Research from Tourism Economics, further supports these recovery trends. According to data presented at the 2020 Skift Global Forum, both Atlanta and San Diego are rated as ‘more resilient.’ Thus, these cities are projected to recover faster due to their relative share of domestic room demand vs. out of state tourists.
Cities like New York and San Francisco are deemed ‘least resilient’ as most hotel room nights are booked by inbound travelers.
Let’s look at some micro insights within specific cities:
After experiencing the lowest total monthly search volume of any city analyzed in April (8,100), New York has slowly regained interest. However, as urban centers fall out of favor with travelers, it is projected to be some time until NYC’s hotels are once again teeming with tourists.
Washington D.C. has seen a very modest recovery, which has seemingly stalled out at about 60,000 searches per month. Politics aside, it will be interesting to see if the city hosts an in-person inauguration event come January, which could bode well for tourism to the city.
An uneven recovery has emerged in Orlando. Searches increased in June with the announcement of Disney World reopening in July. However, July witnessed an overall decrease, potentially on the back of a spike of COVID cases in Florida and elsewhere in the country.
For better or worse, Miami displays the most interesting data trends of all markets studied. It was the only city that showed a net increase in search volume in any month of 2020 vs. 2019. March’s spike can be attributed to spring breakers. As lockdowns eased and summer began, interest returned to 2019 levels in June, but like Orlando, volumes fell off in July.

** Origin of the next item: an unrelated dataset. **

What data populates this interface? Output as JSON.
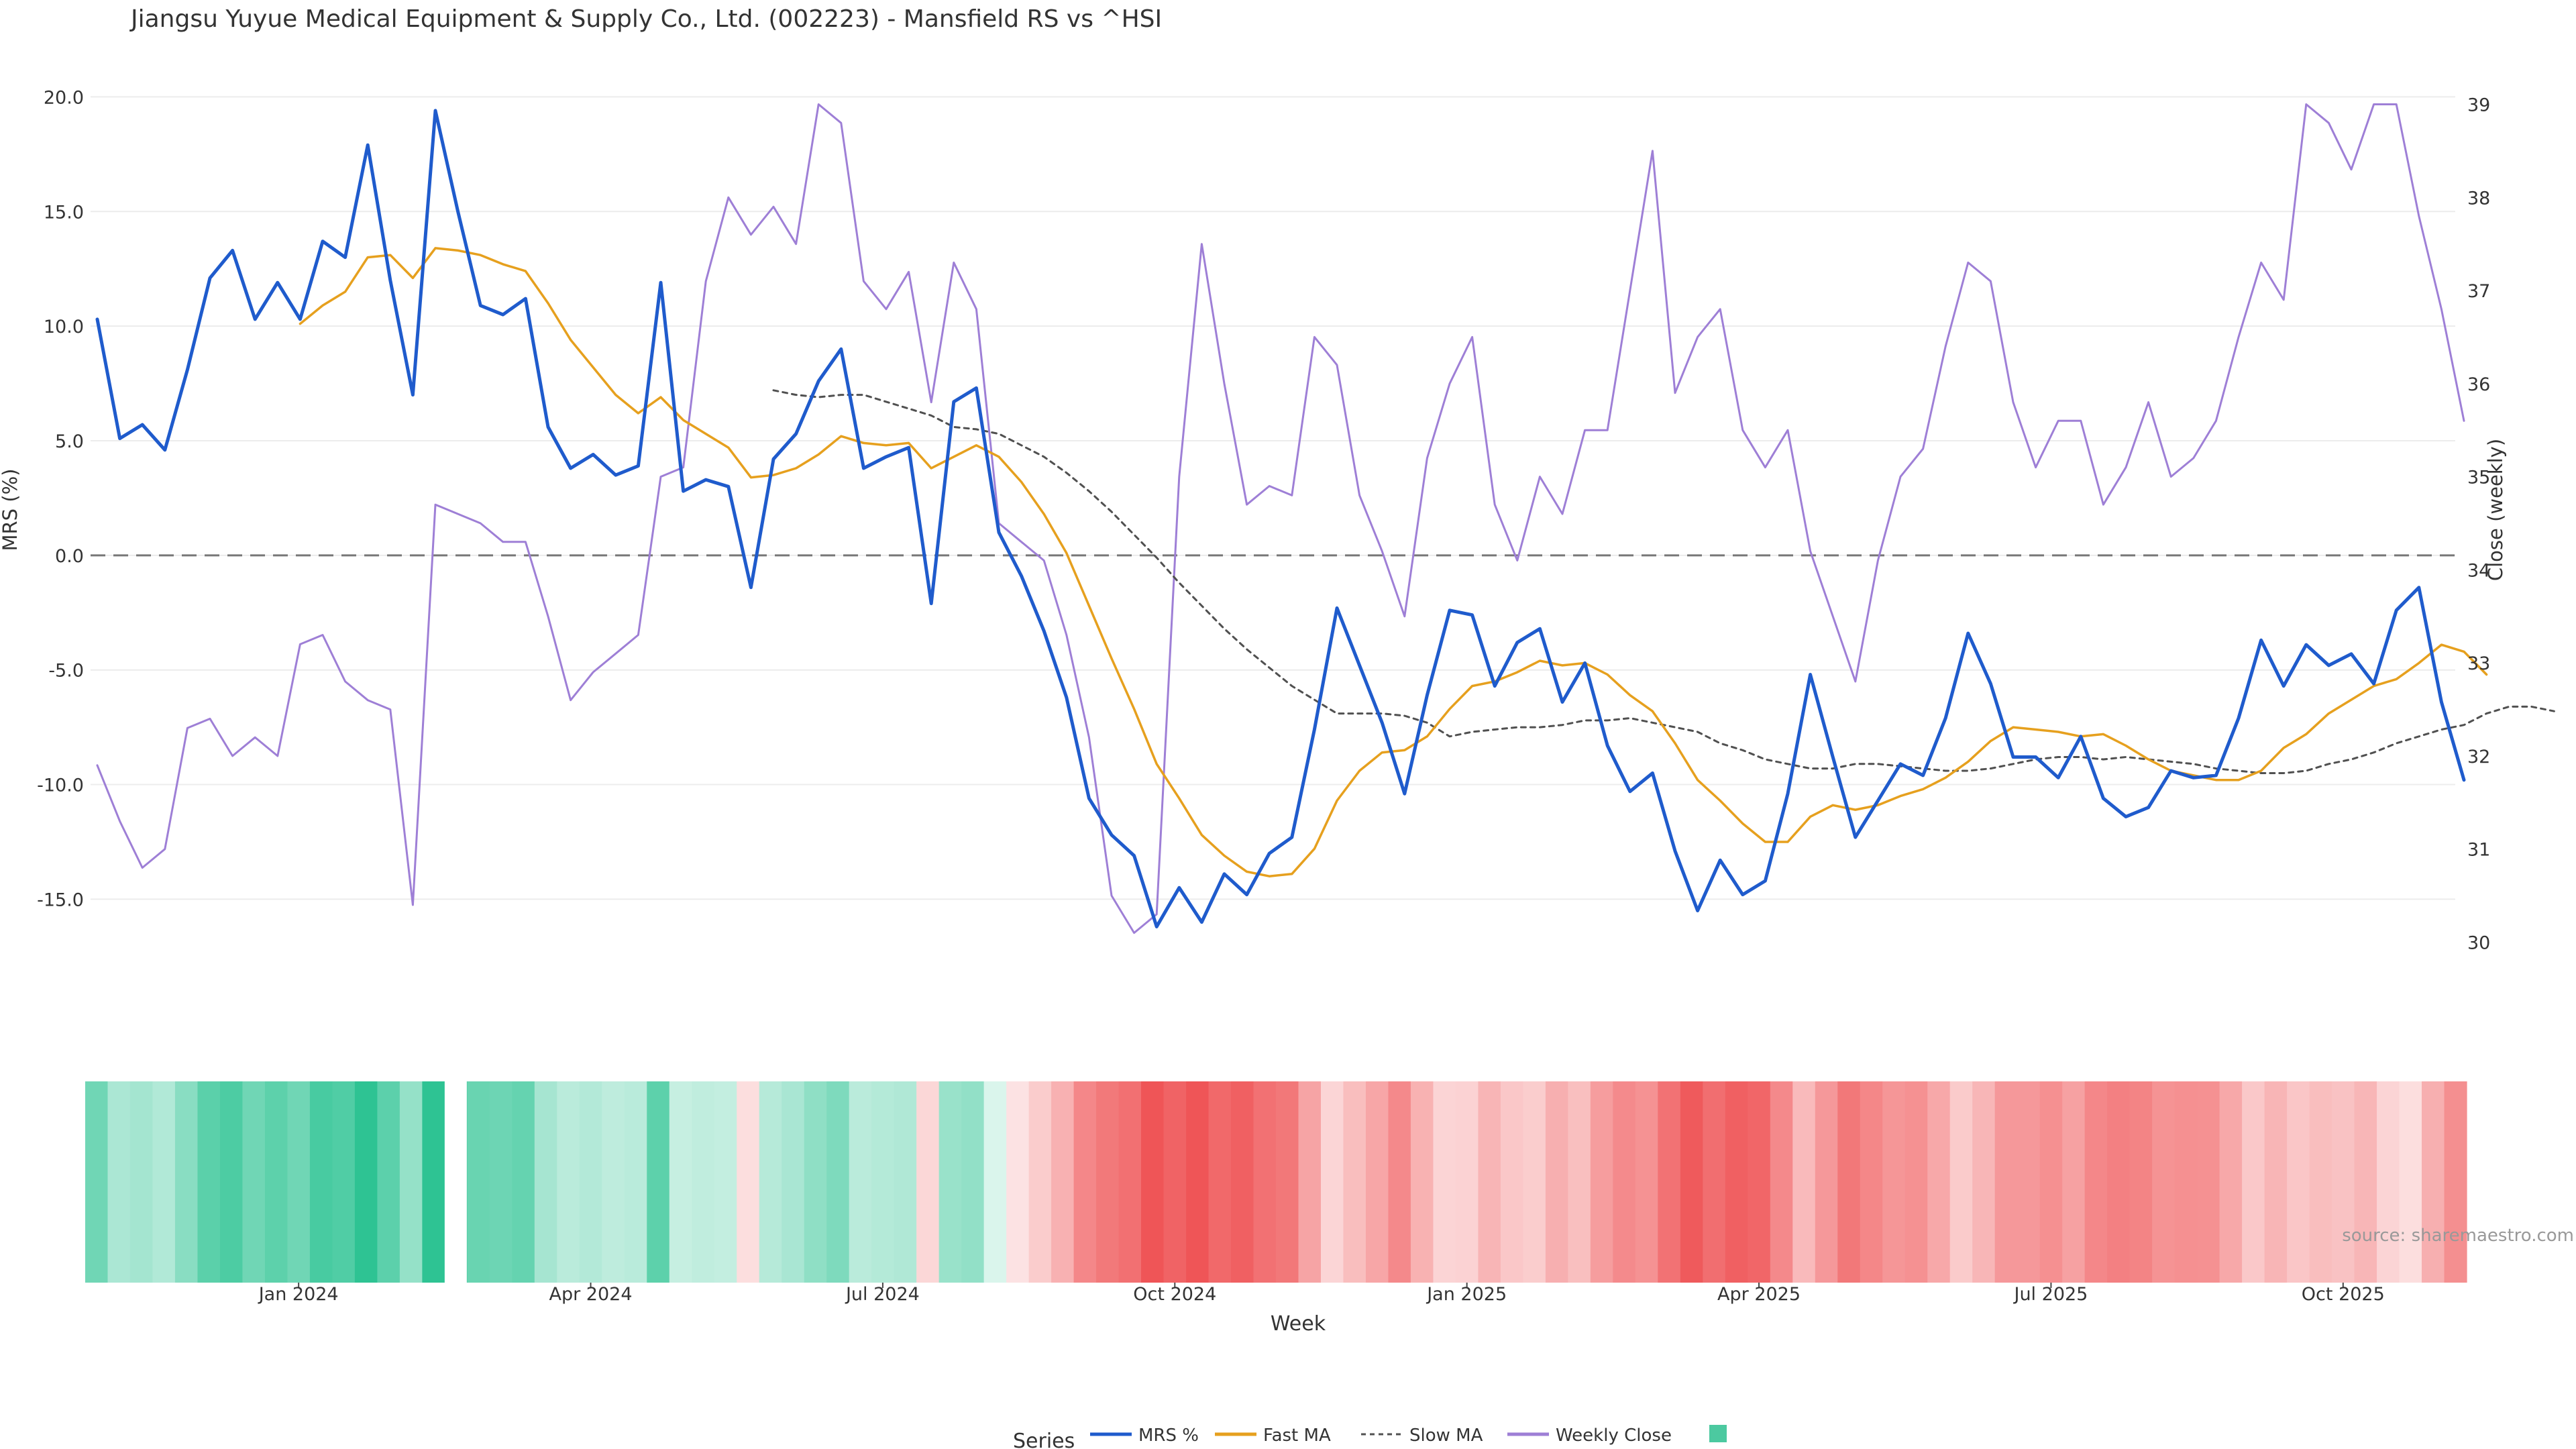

Looking at the past 30 day period (August 30 - September 30), here are some of the top hotel-focused search terms in the U.S., according to Google Trends:
- “Local hotels near me” +170%
- “Hotels in Gatlinburg tn” +90%
- “Moab hotels” +80%
- “Hotels in Pigeon Forge” (TN) +80%
- “Hotels in South Padre island” +80%
- “Sedona hotels” +70%
These current search trends are in line with an overall shift away from urban centers to local, small-town, and nature-based travel.
Intent behind a search like “local hotels near me” is likely mixed. With road trips as popular as ever, it could be travelers on the road looking to make a last-minute booking. Equally possible are searches from locals looking for staycation options to escape their house lockdown.
The other trending search terms all have something in common: proximity to mountains or the beach. The uptick in local, outdoor tourism should continue well into the winter season in most areas, as travelers look to fulfill their pent up demand for travel in a safe manner.